Monday, November 17, 2014

Trading VXX with nearest neighbors prediction

An experienced trader knows what behavior to expect from the market based on a set of indicators and their interpretation. The latter is often done based on his memory or some kind of model. Finding a good set of indicators and processing their information poses a big challenge. First, one needs to understand what  factors are correlated to future prices. Data that does not have any predictive quality only intorduces noise and complexity, decreasing strategy performance. Finding good indicators is a science on its own, often requiring deep understandig of the market dynamics. This part of strategy design can not be easily automated. Luckily, once a good set of indicators has been found, the traders memory and 'intuition' can be easily replaced with a statistical model, which will likely to perform much better as computers do have flawless memory and can make perfect statistical estimations.

Regarding volatility trading, it took me quite some time to understand what influences its movements. In particular, I'm interested in variables that predict future returns of VXX and  XIV. I will not go into full-length explanation here, but just present a conclusion : my two most valuable indicators for volatility are the term structure slope and current volatility premium.
My definition of these two is:

  • volatility premium = VIX-realizedVol
  • delta (term structure slope) = VIX-VXV
VIX & VXV are the forward 1 and 3 month implied volatilities of the S&P 500. realizedVol here is a 10-day realized volatility of SPY, calculated with Yang-Zhang formula. delta  has been often discussed on VixAndMore blog, while premium is well-known from option trading.

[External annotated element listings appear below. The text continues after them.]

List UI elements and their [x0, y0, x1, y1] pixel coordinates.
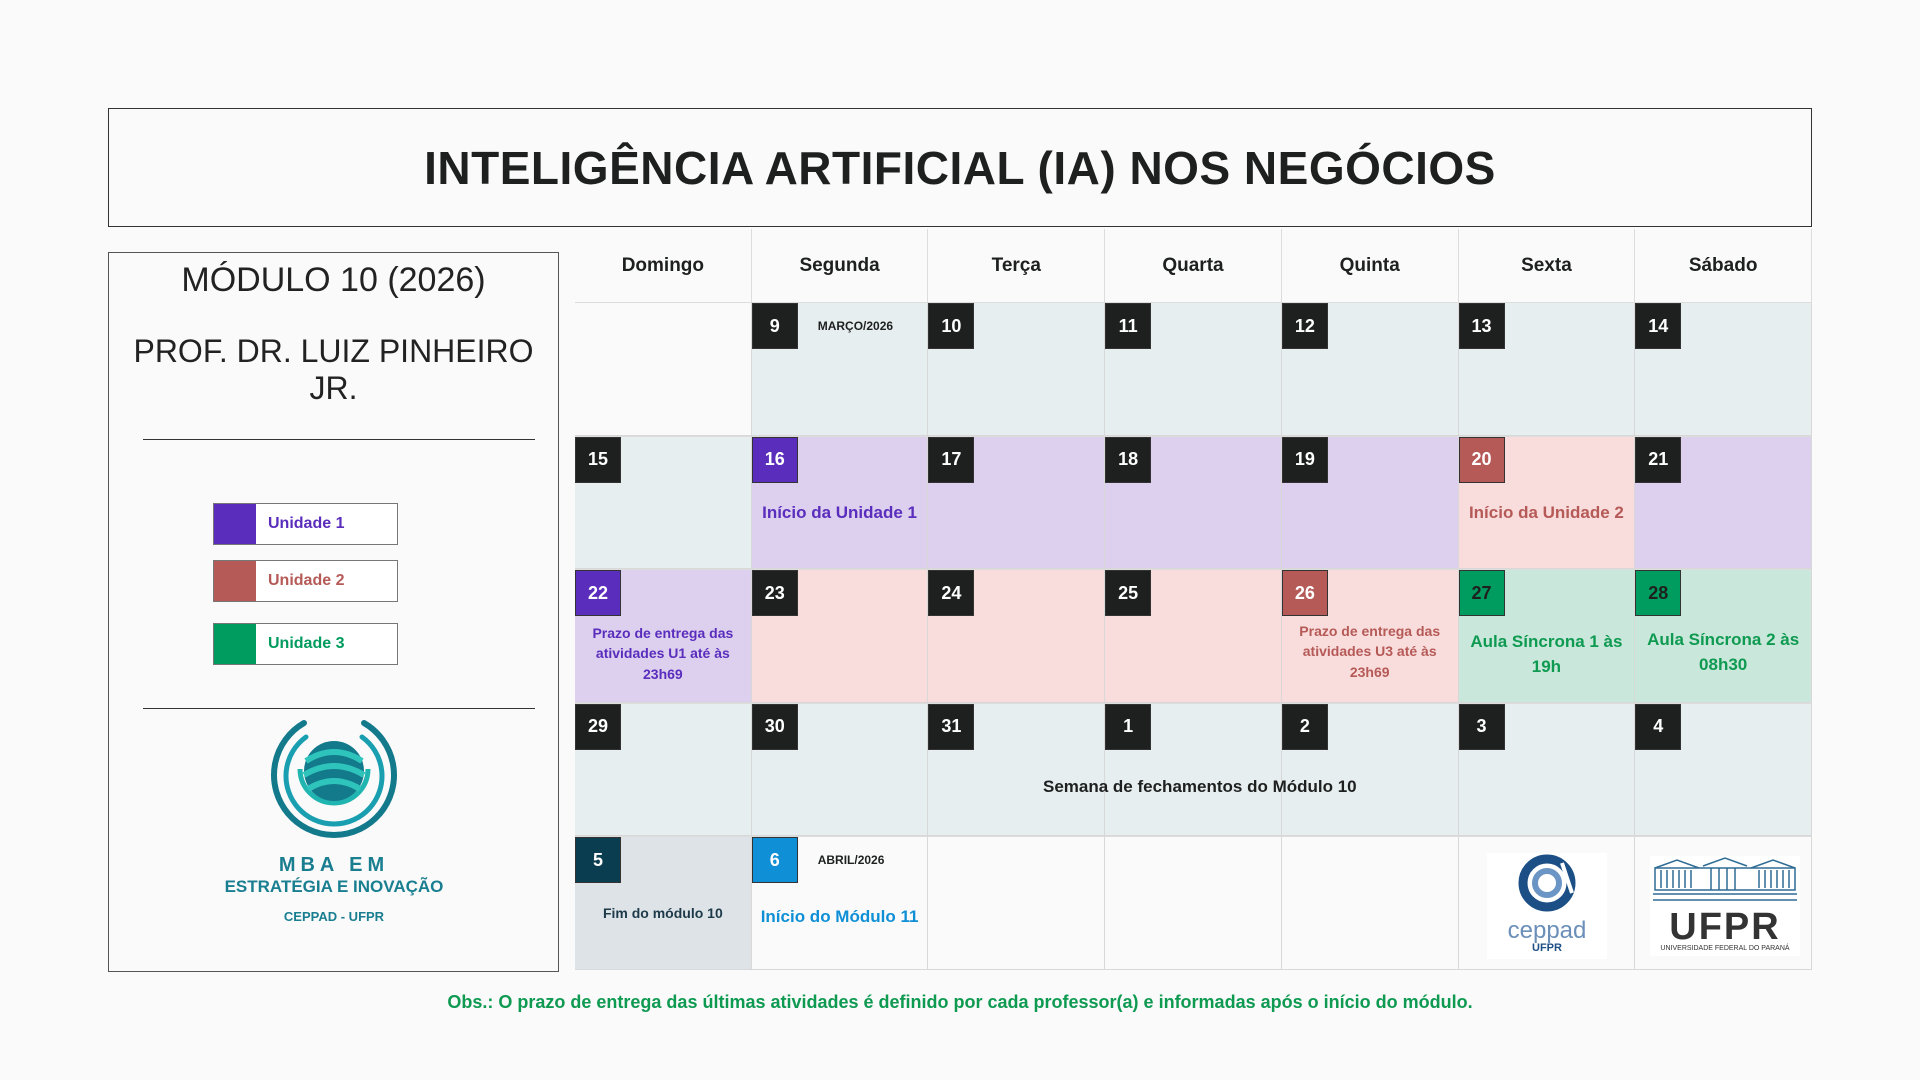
calendar-day-cell: 21 — [1635, 435, 1812, 569]
day-number: 26 — [1281, 570, 1328, 616]
day-number: 24 — [928, 570, 975, 616]
calendar-day-cell — [575, 302, 752, 436]
day-number: 30 — [751, 703, 798, 750]
event-note: Aula Síncrona 2 às 08h30 — [1647, 630, 1800, 674]
day-number: 2 — [1281, 703, 1328, 750]
divider — [143, 708, 535, 709]
professor-name: PROF. DR. LUIZ PINHEIRO JR. — [133, 333, 534, 406]
day-number: 14 — [1635, 303, 1682, 349]
day-number: 11 — [1105, 303, 1152, 349]
day-number: 5 — [575, 837, 621, 883]
page-title: INTELIGÊNCIA ARTIFICIAL (IA) NOS NEGÓCIO… — [424, 141, 1496, 194]
calendar-day-cell: 13 — [1458, 302, 1636, 436]
day-number: 25 — [1105, 570, 1152, 616]
legend-unidade-1: Unidade 1 — [213, 503, 398, 545]
calendar-day-cell: 19 — [1281, 435, 1459, 569]
calendar-day-cell: 18 — [1105, 435, 1282, 569]
calendar-day-cell: 11 — [1105, 302, 1282, 436]
event-note: Início da Unidade 1 — [762, 502, 918, 522]
calendar-day-cell: 23 — [751, 569, 929, 703]
month-label: ABRIL/2026 — [817, 853, 885, 867]
day-number: 15 — [575, 436, 621, 483]
day-header-quarta: Quarta — [1105, 229, 1282, 302]
calendar-day-cell: 16 Início da Unidade 1 — [751, 435, 929, 569]
ceppad-logo: ceppad UFPR — [1487, 853, 1607, 959]
day-header-segunda: Segunda — [751, 229, 929, 302]
mba-logo: MBA EM ESTRATÉGIA E INOVAÇÃO CEPPAD - UF… — [209, 713, 459, 943]
calendar-day-cell: 30 — [751, 702, 929, 836]
observation-note: Obs.: O prazo de entrega das últimas ati… — [447, 992, 1473, 1012]
event-note: Prazo de entrega das atividades U3 até à… — [1299, 623, 1441, 680]
calendar-day-cell: 24 — [928, 569, 1106, 703]
day-header-domingo: Domingo — [575, 229, 752, 302]
calendar-day-cell: 29 — [575, 702, 752, 836]
divider — [143, 439, 535, 440]
event-note: Início do Módulo 11 — [760, 907, 919, 926]
calendar-day-cell: 2 — [1281, 702, 1459, 836]
event-note: Fim do módulo 10 — [602, 905, 723, 921]
closing-week-note: Semana de fechamentos do Módulo 10 — [1043, 777, 1357, 796]
calendar-day-cell: 5 Fim do módulo 10 — [575, 836, 752, 970]
event-note: Início da Unidade 2 — [1468, 502, 1624, 522]
day-number: 9 — [751, 303, 798, 349]
day-number: 13 — [1458, 303, 1505, 349]
info-panel: MÓDULO 10 (2026) PROF. DR. LUIZ PINHEIRO… — [108, 252, 559, 972]
day-number: 22 — [575, 570, 621, 616]
day-number: 20 — [1458, 436, 1505, 483]
day-number: 4 — [1635, 703, 1682, 750]
day-number: 10 — [928, 303, 975, 349]
calendar-day-cell — [1281, 836, 1459, 970]
day-header-terça: Terça — [928, 229, 1106, 302]
globe-logo-icon — [271, 720, 397, 838]
day-header-quinta: Quinta — [1281, 229, 1459, 302]
day-number: 1 — [1105, 703, 1152, 750]
calendar-day-cell: 27 Aula Síncrona 1 às 19h — [1458, 569, 1636, 703]
calendar-grid: Domingo Segunda Terça Quarta Quinta Sexta Sába… — [575, 229, 1812, 970]
day-number: 6 — [751, 837, 798, 883]
calendar-day-cell: 10 — [928, 302, 1106, 436]
day-header-sexta: Sexta — [1458, 229, 1636, 302]
day-number: 31 — [928, 703, 975, 750]
calendar-day-cell: 12 — [1281, 302, 1459, 436]
day-number: 27 — [1458, 570, 1505, 616]
event-note: Aula Síncrona 1 às 19h — [1470, 632, 1623, 676]
day-number: 28 — [1635, 570, 1682, 616]
calendar-day-cell: 6 ABRIL/2026 Início do Módulo 11 — [751, 836, 929, 970]
legend-unidade-3: Unidade 3 — [213, 623, 398, 665]
calendar-day-cell: 28 Aula Síncrona 2 às 08h30 — [1635, 569, 1812, 703]
calendar-day-cell: 25 — [1105, 569, 1282, 703]
day-number: 18 — [1105, 436, 1152, 483]
calendar-day-cell: 17 — [928, 435, 1106, 569]
event-note: Prazo de entrega das atividades U1 até à… — [592, 625, 734, 682]
calendar-day-cell: 14 — [1635, 302, 1812, 436]
calendar-day-cell — [1105, 836, 1282, 970]
calendar-day-cell: 3 — [1458, 702, 1636, 836]
calendar-day-cell: 26 Prazo de entrega das atividades U3 até… — [1281, 569, 1459, 703]
calendar-day-cell: 20 Início da Unidade 2 — [1458, 435, 1636, 569]
day-number: 17 — [928, 436, 975, 483]
title-box: INTELIGÊNCIA ARTIFICIAL (IA) NOS NEGÓCIO… — [108, 108, 1812, 227]
day-header-sábado: Sábado — [1635, 229, 1812, 302]
calendar-day-cell: 31 — [928, 702, 1106, 836]
day-number: 16 — [751, 436, 798, 483]
calendar-day-cell: 9 MARÇO/2026 — [751, 302, 929, 436]
day-number: 12 — [1281, 303, 1328, 349]
calendar-day-cell: 1 — [1105, 702, 1282, 836]
day-number: 29 — [575, 703, 621, 750]
day-number: 19 — [1281, 436, 1328, 483]
calendar-day-cell — [928, 836, 1106, 970]
day-number: 21 — [1635, 436, 1682, 483]
legend-unidade-2: Unidade 2 — [213, 560, 398, 602]
ufpr-logo: UFPR UNIVERSIDADE FEDERAL DO PARANÁ — [1650, 856, 1800, 956]
calendar-day-cell: 22 Prazo de entrega das atividades U1 até… — [575, 569, 752, 703]
day-number: 3 — [1458, 703, 1505, 750]
module-label: MÓDULO 10 (2026) — [181, 261, 486, 299]
calendar-day-cell: 4 — [1635, 702, 1812, 836]
month-label: MARÇO/2026 — [817, 319, 894, 333]
calendar-day-cell: 15 — [575, 435, 752, 569]
day-number: 23 — [751, 570, 798, 616]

It makes sense to go short volatility when premium  is high and futures are in contango (delta  < 0). This will cause a tailwind from both the premium and daily roll along the term structure in VXX. But this is just a rough estimation. A good trading strategy would combine information from both premium and delta to come with a prediction on trading direction in VXX.
I've been struggling for a very long time to come up with a good way to combine the noisy data from both indicators. I've tried most of the 'standard' approaches, like linear regression, writing a bunch of 'if-thens' , but all with a very minor improvements compared to using only one indicator. A good example of such 'single indicator' strategy with simple  rules can be found on TradingTheOdds blog . Does not look bad, but what can be done with multiple indicators?

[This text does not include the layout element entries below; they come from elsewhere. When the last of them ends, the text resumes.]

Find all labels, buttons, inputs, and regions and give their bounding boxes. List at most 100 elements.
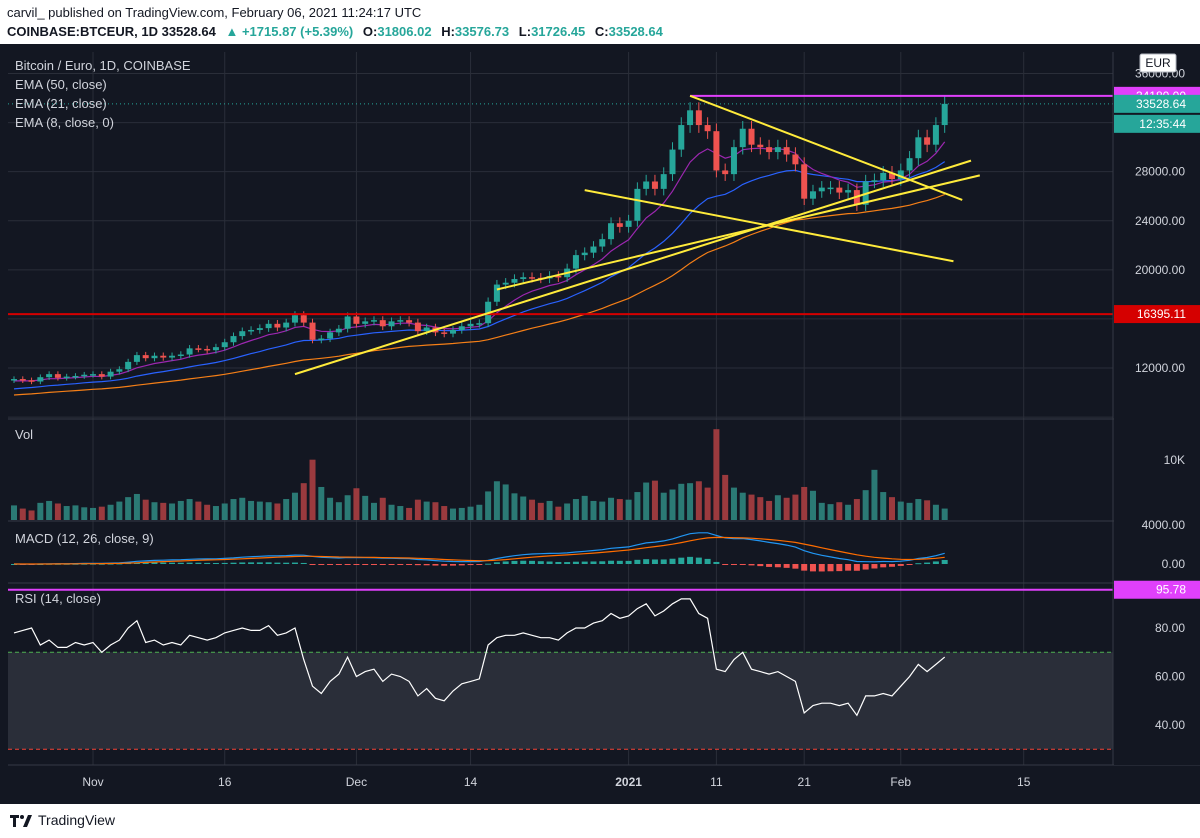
- volume-bar: [98, 506, 105, 520]
- price-axis[interactable]: 12000.0016000.0020000.0024000.0028000.00…: [1114, 52, 1200, 765]
- time-axis[interactable]: Nov 16 Dec 14 2021 11 21 Feb 15: [82, 775, 1030, 789]
- rsi-marker-tag: 95.78: [1156, 583, 1186, 597]
- candle-body: [98, 374, 105, 377]
- candle-body: [932, 125, 939, 145]
- volume-bar: [239, 497, 246, 520]
- candle-body: [695, 110, 702, 126]
- candle-body: [353, 316, 360, 324]
- candle-body: [379, 320, 386, 327]
- close-label: C:: [594, 24, 609, 39]
- volume-bar: [757, 497, 764, 520]
- grid: [8, 52, 1113, 765]
- volume-bar: [344, 495, 351, 520]
- volume-bar: [291, 492, 298, 520]
- macd-histogram-bar: [687, 556, 694, 564]
- volume-bar: [739, 492, 746, 520]
- macd-histogram-bar: [783, 564, 790, 568]
- price-tick-label: 12000.00: [1135, 361, 1185, 375]
- macd-histogram-bar: [897, 564, 904, 566]
- volume-bar: [862, 490, 869, 520]
- volume-bar: [177, 500, 184, 520]
- candle-body: [283, 322, 290, 328]
- macd-histogram-bar: [766, 564, 773, 567]
- candle-body: [291, 315, 298, 323]
- macd-histogram-bar: [344, 564, 351, 565]
- price-chart[interactable]: 12000.0016000.0020000.0024000.0028000.00…: [0, 44, 1200, 804]
- bar-countdown-tag-bg: [1114, 114, 1200, 133]
- candle-body: [309, 322, 316, 340]
- macd-histogram-bar: [660, 559, 667, 564]
- candle-body: [151, 355, 158, 359]
- open-label: O:: [362, 24, 378, 39]
- volume-bar: [283, 499, 290, 520]
- candle-body: [248, 329, 255, 332]
- candle-body: [397, 320, 404, 322]
- candle-body: [195, 348, 202, 350]
- macd-histogram-bar: [327, 564, 334, 566]
- volume-bar: [46, 500, 53, 520]
- macd-histogram-bar: [450, 564, 456, 566]
- macd-histogram-bar: [634, 559, 641, 564]
- candle-body: [370, 320, 377, 322]
- volume-bar: [906, 502, 913, 520]
- symbol-quote-line: COINBASE:BTCEUR, 1D 33528.64 ▲ +1715.87 …: [7, 24, 669, 39]
- macd-histogram-bar: [485, 563, 492, 565]
- macd-histogram-bar: [695, 557, 702, 564]
- volume-bar: [441, 506, 448, 520]
- candle-body: [818, 187, 825, 192]
- macd-histogram-bar: [853, 564, 860, 571]
- macd-histogram-bar: [493, 562, 500, 564]
- macd-histogram-bar: [616, 560, 623, 564]
- candle-body: [335, 328, 342, 333]
- volume-bar: [204, 504, 211, 520]
- volume-bar: [379, 497, 386, 520]
- macd-histogram-bar: [309, 564, 316, 565]
- time-tick-label: 11: [710, 775, 723, 789]
- candle-body: [757, 144, 764, 148]
- volume-bar: [63, 506, 70, 520]
- candle-body: [46, 374, 53, 378]
- volume-bar: [537, 502, 544, 520]
- macd-histogram-bar: [370, 564, 377, 565]
- signal-line: [14, 536, 945, 565]
- volume-bar: [90, 507, 97, 520]
- open-value: 31806.02: [377, 24, 432, 39]
- candle-body: [880, 172, 887, 181]
- candle-body: [608, 223, 615, 240]
- macd-histogram-bar: [458, 564, 465, 566]
- candle-body: [520, 277, 527, 280]
- macd-histogram-bar: [335, 564, 342, 565]
- candle-body: [669, 149, 676, 175]
- volume-bar: [423, 501, 430, 520]
- macd-histogram-bar: [274, 562, 281, 564]
- rsi-line: [13, 598, 946, 717]
- volume-bar: [335, 502, 342, 520]
- volume-bar: [520, 496, 527, 520]
- candle-body: [467, 323, 474, 327]
- macd-histogram-bar: [300, 562, 307, 564]
- volume-bar: [634, 492, 641, 520]
- candle-body: [186, 348, 193, 355]
- volume-bar: [722, 474, 729, 520]
- macd-histogram-bar: [555, 561, 562, 564]
- volume-bar: [730, 487, 737, 520]
- rsi-marker-tag-bg: [1114, 580, 1200, 599]
- macd-histogram-bar: [283, 562, 290, 564]
- volume-bar: [467, 506, 474, 520]
- volume-bar: [809, 490, 816, 520]
- candle-body: [362, 321, 369, 324]
- high-value: 33576.73: [454, 24, 510, 39]
- macd-histogram-bar: [414, 564, 421, 566]
- volume-bar: [889, 497, 895, 520]
- volume-bar: [502, 484, 509, 520]
- candle-body: [766, 147, 773, 153]
- macd-histogram-bar: [941, 559, 948, 564]
- macd-histogram-bar: [739, 564, 746, 565]
- volume-bar: [669, 489, 676, 520]
- macd-histogram-bar: [142, 562, 149, 564]
- legend-vol: Vol: [15, 427, 34, 442]
- candle-body: [529, 277, 536, 279]
- volume-bar: [827, 504, 834, 520]
- candle-body: [423, 327, 430, 332]
- volume-bar: [388, 504, 395, 520]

I'll start with some out-of-sample VXX data that I got from MarketSci. Note that this is simulated data, before VXX was created. 

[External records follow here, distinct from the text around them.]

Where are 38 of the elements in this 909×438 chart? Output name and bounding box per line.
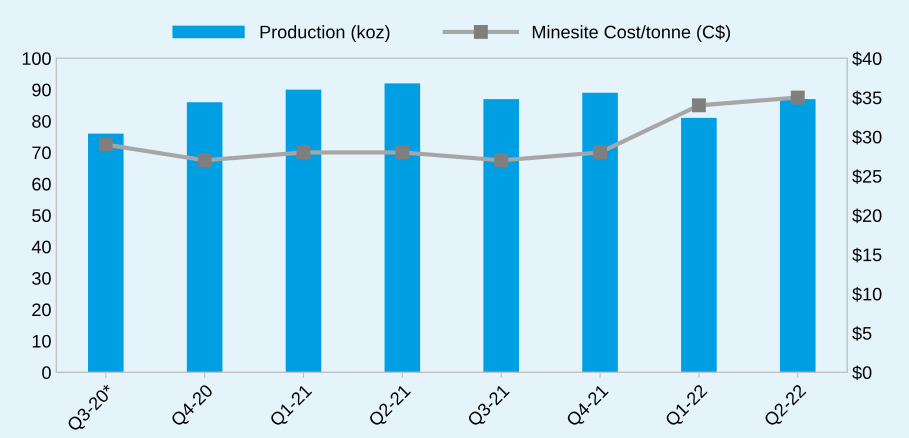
bar — [681, 118, 717, 372]
point — [593, 146, 607, 160]
y-tick-label: 10 — [32, 334, 51, 348]
y-tick-label: 20 — [32, 303, 51, 316]
bar — [582, 92, 618, 372]
y-tick-label: 90 — [32, 84, 51, 96]
bar — [780, 99, 816, 372]
bar — [286, 90, 322, 372]
y2-tick-label: $15 — [852, 248, 882, 262]
y2-tick-label: $40 — [852, 51, 882, 66]
y-tick-label: 30 — [32, 272, 51, 285]
point — [790, 90, 805, 104]
y-tick-label: 100 — [22, 52, 51, 65]
point — [296, 146, 310, 160]
legend-label: Production (koz) — [260, 25, 390, 42]
y2-tick-label: $10 — [852, 286, 882, 302]
legend-label: Minesite Cost/tonne (C$) — [532, 24, 730, 42]
point — [98, 138, 113, 152]
y2-tick-label: $30 — [852, 130, 882, 145]
y2-tick-label: $0 — [852, 365, 872, 380]
y-tick-label: 60 — [32, 178, 51, 191]
point — [692, 98, 706, 112]
bar — [186, 102, 222, 372]
y-tick-label: 80 — [32, 115, 51, 128]
point — [198, 153, 212, 168]
point — [395, 146, 410, 160]
y-tick-label: 0 — [42, 366, 51, 380]
bar — [384, 83, 420, 372]
y2-tick-label: $25 — [852, 169, 882, 184]
bar — [88, 134, 124, 372]
y-tick-label: 40 — [32, 240, 51, 254]
point — [494, 153, 508, 168]
y-tick-label: 70 — [32, 146, 51, 160]
y-tick-label: 50 — [32, 209, 51, 222]
y2-tick-label: $35 — [852, 90, 882, 106]
bar — [483, 99, 519, 372]
y2-tick-label: $5 — [852, 326, 872, 341]
y2-tick-label: $20 — [852, 208, 882, 224]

The indicators for the same period are plotted below:



If we take one of the indicators (premium in this case) and plot it against future returns of VXX, some correlation can be seen, but the data is extremely noisy:


Still, it is clear that negative premium is likely to have positive VXX returns on the next day.
Combining both premium and delta into one model has been a challenge for me, but I always wanted to do a statistical approximation. In essence, for a combination of (delta,premium), I'd like to find all historic values that are closest to the current values and make an estimation of the future returns based on them. A couple of times I've started writing my own nearest-neighbor interpolation algorithms, but every time I had to give up... until I came across the scikit nearest neighbors regression. It enabled me to quickly build a predictor based on two inputs and the results are so good, that I'm a bit worried that I've made a mistake somewhere...

Here is what I did:

  1. create a dataset of [delta,premium] -> [VXX next day return] (in-of-sample)
  2. create a nearest-neighbor predictor based on the dataset above
  3. trade strategy (out-of-sample) with the rules:
    • go long if predicted return > 0
    • go short if predicted return <0
The strategy could not be simpler...

The results seem extremely good and get better when more neigbors are used for estimation.
First, with 10 points, the strategy is excellent in-sample, but is flat out-of-sample (red line in figure below is the last point in-sample)

Then, performance gets better with 40 and 80 points:



In the last two plots, the strategy seems to perform the same in- and out-of-sample. Sharpe ratio is around 2.3.
I'm very pleased with the results and have the feeling that I've only been scratching the surface of what is possible with this technique.